« New Buja », le foot pour aider les réfugiés à soigner leurs traumas
Rien ne lui résiste. « New Buja » , pour « Nouvelle Bujumbura », est un club de football de réfugiés burundais vivant en Ouganda. Zoom sur cette équipe qui contribue à bâtir la paix et la compréhension entre réfugiés et les communautés hôtes.
« C’est un succès magistral que le staff n’est pas près d’oublier », s’enthousiasme Germain, membre de l’encadrement de « New Buja », pour « Nouvelle Bujumbura ». Contrairement à ce que son nom indique, cette formation n’a pas remporté le championnat burundais de football mais bien la troisième édition du tournoi « Kalima Peace Building Africa ». Organisée chaque année en Ouganda, cette compétition rassemble une vingtaine d’équipes composées d’exilés provenant de sept pays. Et ce sont donc les Burundais qui se sont imposés, le 4 juin dernier, en gagnant 2-0, en finale, au stade de Nakivale.

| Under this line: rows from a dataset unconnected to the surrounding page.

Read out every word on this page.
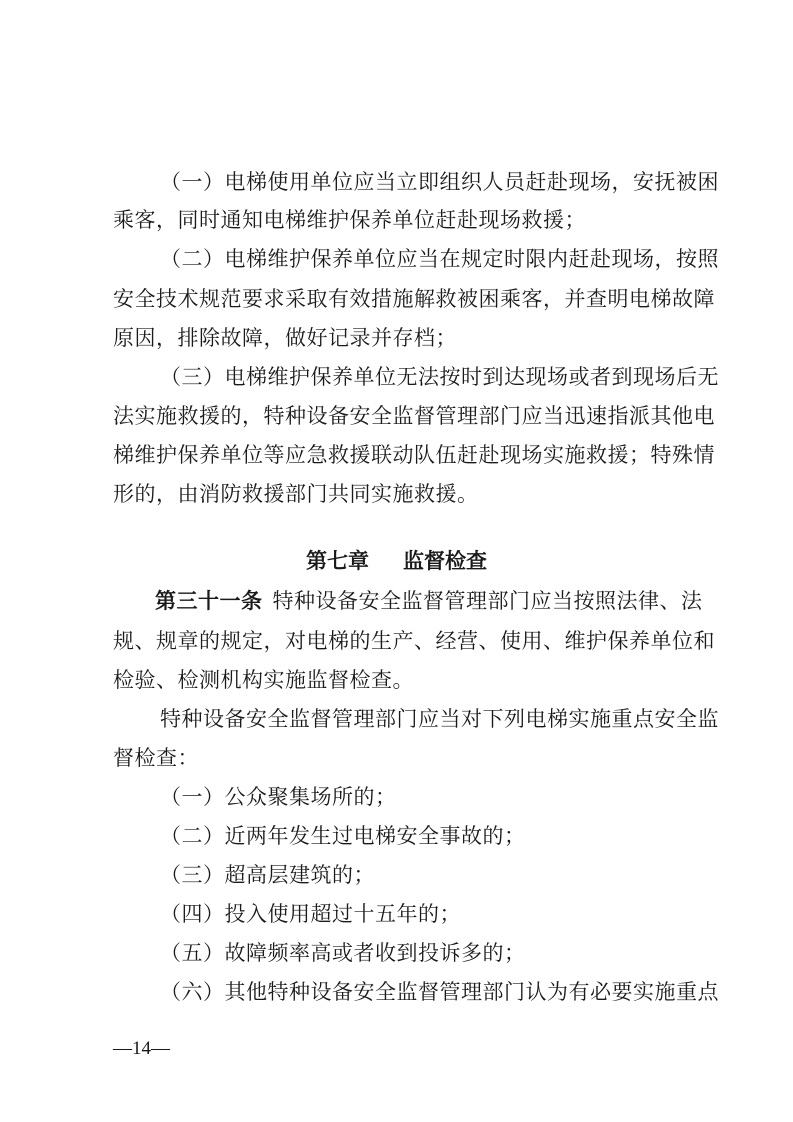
（一）电梯使用单位应当立即组织人员赶赴现场，安抚被困
乘客，同时通知电梯维护保养单位赶赴现场救援；
（二）电梯维护保养单位应当在规定时限内赶赴现场，按照
安全技术规范要求采取有效措施解救被困乘客，并查明电梯故障
原因，排除故障，做好记录并存档；
（三）电梯维护保养单位无法按时到达现场或者到现场后无
法实施救援的，特种设备安全监督管理部门应当迅速指派其他电
梯维护保养单位等应急救援联动队伍赶赴现场实施救援；特殊情
形的，由消防救援部门共同实施救援。
第七章 监督检查
第三十一条 特种设备安全监督管理部门应当按照法律、法
规、规章的规定，对电梯的生产、经营、使用、维护保养单位和
检验、检测机构实施监督检查。
特种设备安全监督管理部门应当对下列电梯实施重点安全监
督检查：
（一）公众聚集场所的；
（二）近两年发生过电梯安全事故的；
（三）超高层建筑的；
（四）投入使用超过十五年的；
（五）故障频率高或者收到投诉多的；
（六）其他特种设备安全监督管理部门认为有必要实施重点
—14—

Au cœur d’un camp de réfugiés
« New Buja » s’est créée dans cette ville du sud-ouest de l’Ouganda, située à environ 300 kilomètres de la capitale Kampala. Pas un hasard puisqu’un camp de réfugiés y est érigé. Il accueille plus de 100.000 personnes, venues, entre autres, de République démocratique du Congo (RDC), d’Erythrée, d’Ethiopie, du Rwanda, de Somalie et donc du Burundi. Des Burundais venus, ici, par milliers, après avoir fui la crise de 2015.
Au départ, le club regroupait des réfugiés burundais vivant en Ouganda et quelques jeunes locaux venant des quartiers défavorisés. Les joueurs se rencontraient régulièrement sur le terrain du camp de réfugiés de Nakivale pour discuter, terminer leur journée par quelques gorgées de Kanyanga, ou fumer des joints de cannabis.
Bientôt la D1 ougandaise ?
Petit à petit, le club s’est monté, les effectifs ont grossi, le niveau s’est élevé, jusqu’à ce que l’équipe truste, donc, les sommets. « New Buja » est devenue un véritable rouleau compresseur comme en témoignent ses récentes victoires lors des compétitions organisées par la mairie de Nakivale en 2020 et le Haut-Commissariat des Nations Unies pour les Réfugiés en Ouganda en janvier 2023.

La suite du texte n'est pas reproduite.